Lacey agreed, but moving round barns is not easy because they lack the floor beams of rectangular structures. Still, the Beckers of Marion agreed to move it with Lacey’s help, and together they brought it out of the river valley and onto what’s now known as Little Village Farm, a collection of 14 old agricultural buildings.

The village’s only other round barn is a brooder house. “It was a prefab job, probably sold by Sears or Wards,” Lacey says. “You put it together just like the old redwood water tanks, with steel bands. Tenant farmers could buy one, and then take it with them if they moved from one farm to another.” If the chickens dirtied a spot, the farmer simply pulled the brooder house to an area with fresh grass.

Jim and Joan Lacey welcome guests to their Little Village Farm, located west of Trent in Moody County. The buildings are full of farm and ranch machinery, tools and collectibles, including more than 6,000 farm caps. There is a small admission fee.


Twin 12-sided round barns sit in a horse pasture on the northeast corner of Zell, a small village west of Redfield on Highway 212. Zell was named by Benedictine sisters who built a wood monastery there in 1886 which is also standing, though showing its age.


A big tile barn once stood just west of a little town with the fine name of Unityville in McCook County. The town was christened as Stark when it was founded in 1907, but when officials learned that there was already a Stark in North Dakota they unified around the new name. The landmark round barn was built in 1921. Unfortunately, Unityville is all but gone, the farmstead is now a cornfield and only the barn’s silo is now standing. Life is stark in Unityville.

Potter County

A 20-sided hog house built by John Nold in 1903 may be the first round barn built in South Dakota, according to a 1995 study by the South Dakota State Historical Society. 

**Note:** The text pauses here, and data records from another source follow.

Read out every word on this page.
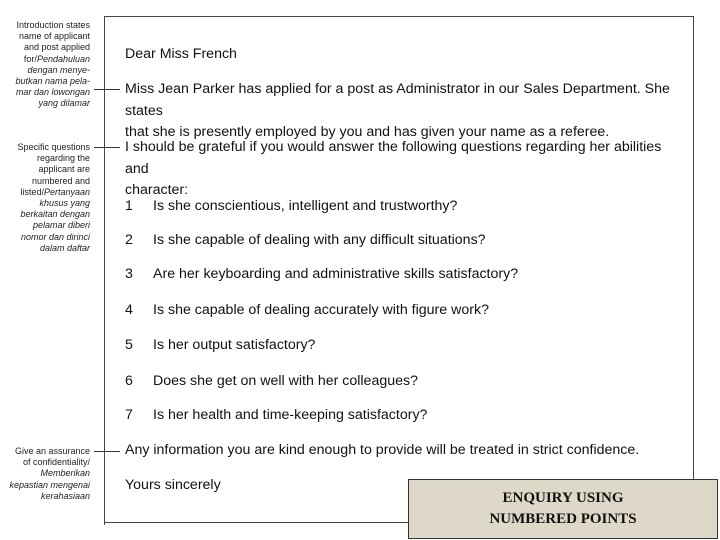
Introduction states
name of applicant
and post applied
for/Pendahuluan
dengan menye-
butkan nama pela-
mar dan lowongan
yang dilamar
Specific questions
regarding the
applicant are
numbered and
listed/Pertanyaan
khusus yang
berkaitan dengan
pelamar diberi
nomor dan dirinci
dalam daftar
Give an assurance
of confidentiality/
Memberikan
kepastian mengenai
kerahasiaan
Dear Miss French
Miss Jean Parker has applied for a post as Administrator in our Sales Department. She states
that she is presently employed by you and has given your name as a referee.
I should be grateful if you would answer the following questions regarding her abilities and
character:
1 Is she conscientious, intelligent and trustworthy?
2 Is she capable of dealing with any difficult situations?
3 Are her keyboarding and administrative skills satisfactory?
4 Is she capable of dealing accurately with figure work?
5 Is her output satisfactory?
6 Does she get on well with her colleagues?
7 Is her health and time-keeping satisfactory?
Any information you are kind enough to provide will be treated in strict confidence.
Yours sincerely
ENQUIRY USING
NUMBERED POINTS
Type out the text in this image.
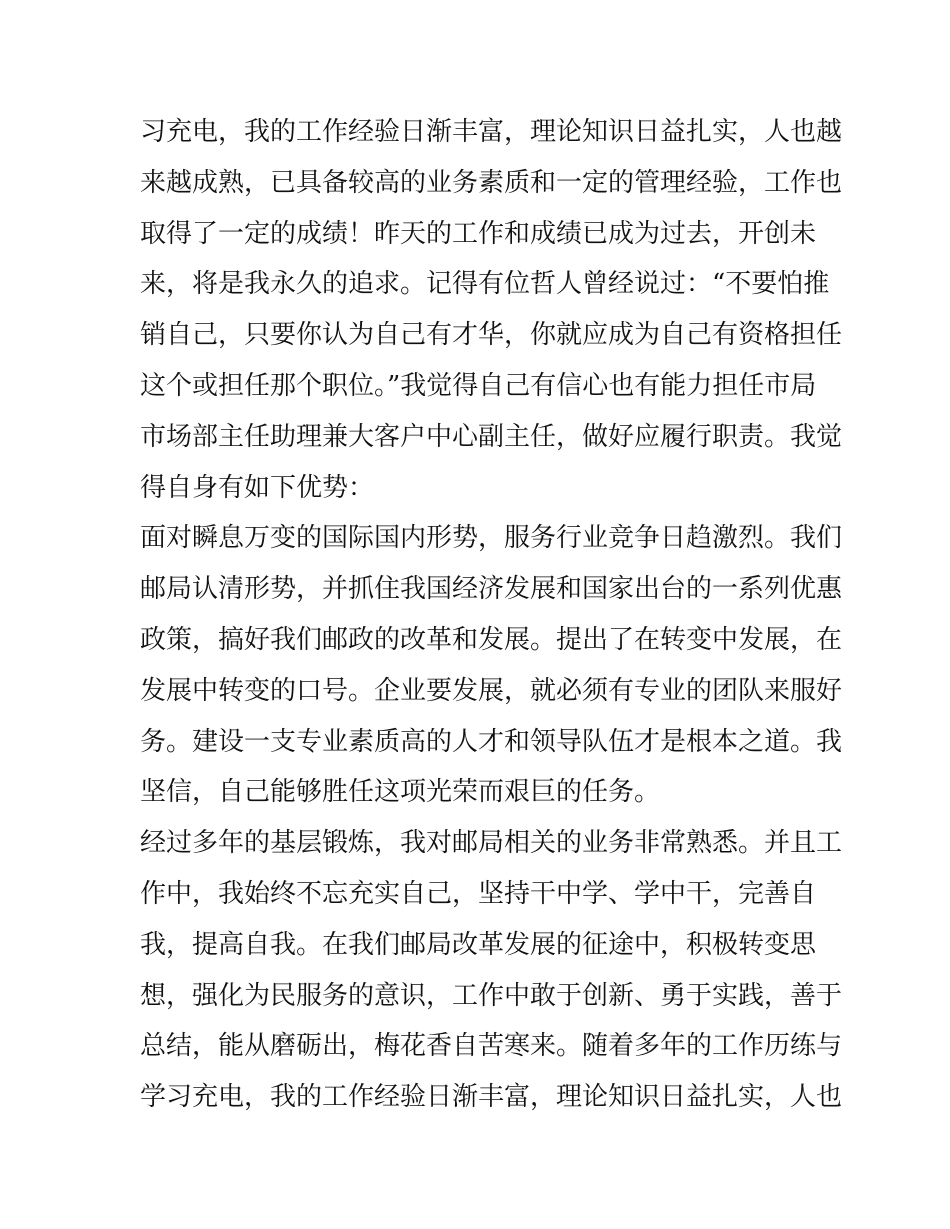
习充电，我的工作经验日渐丰富，理论知识日益扎实，人也越
来越成熟，已具备较高的业务素质和一定的管理经验，工作也
取得了一定的成绩！昨天的工作和成绩已成为过去，开创未
来，将是我永久的追求。记得有位哲人曾经说过：“不要怕推
销自己，只要你认为自己有才华，你就应成为自己有资格担任
这个或担任那个职位。”我觉得自己有信心也有能力担任市局
市场部主任助理兼大客户中心副主任，做好应履行职责。我觉
得自身有如下优势：
面对瞬息万变的国际国内形势，服务行业竞争日趋激烈。我们
邮局认清形势，并抓住我国经济发展和国家出台的一系列优惠
政策，搞好我们邮政的改革和发展。提出了在转变中发展，在
发展中转变的口号。企业要发展，就必须有专业的团队来服好
务。建设一支专业素质高的人才和领导队伍才是根本之道。我
坚信，自己能够胜任这项光荣而艰巨的任务。
经过多年的基层锻炼，我对邮局相关的业务非常熟悉。并且工
作中，我始终不忘充实自己，坚持干中学、学中干，完善自
我，提高自我。在我们邮局改革发展的征途中，积极转变思
想，强化为民服务的意识，工作中敢于创新、勇于实践，善于
总结，能从磨砺出，梅花香自苦寒来。随着多年的工作历练与
学习充电，我的工作经验日渐丰富，理论知识日益扎实，人也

The entire Butte-Lawrence County Fairgrounds is on the National Registry of Historic Places. Its jewel is the round pavilion.

Buried in the cottonwood and oak forest of the Belle Fourche River valley lies one of America’s truly unique county fairgrounds, and its centerpiece is a century-old, octagon pavilion.

The forested 40-acre site is a mile west of Nisland in Butte County, which has shared a county fair with Lawrence County since 1980. And who wouldn’t want to share such fairgrounds?

The white-washed buildings include two long, rectangular barracks that housed German POWs during World War II. The prisoners helped farmers with the sugar beet harvest. Big-branched cottonwoods shade the buildings and grass. The entire fairgrounds are on the National Registry of Historic Places, but the pine jewel is the round pavilion. President Calvin Coolidge attended the fair and was pictured at the pavilion when he vacationed in the Black Hills in 1927.

The sturdy structure survived several calamities, including a 2012 windstorm that damaged the roof and windows. The two counties and their fair board invested nearly $300,000 in repairs and updates. Officials hope to find ways to use the pavilion throughout the year — maybe for weddings and family reunions — to garner income for future expenses.

The fair is held the first weekend of August, a week before the Sturgis Motorcycle Rally. Area 4-Hers exhibit crafts, garden produce and other projects on the main floor and a second story balcony of the pavilion. REA co-ops host a free barbecue. Boys and girls show their livestock and compete in catch-the-sheep and dress-a-rabbit contests. At sunset, animals sleep in the barns as country music wafts to the high ceiling of the pavilion.

Admission is free at the fair, perhaps because the atmosphere is priceless.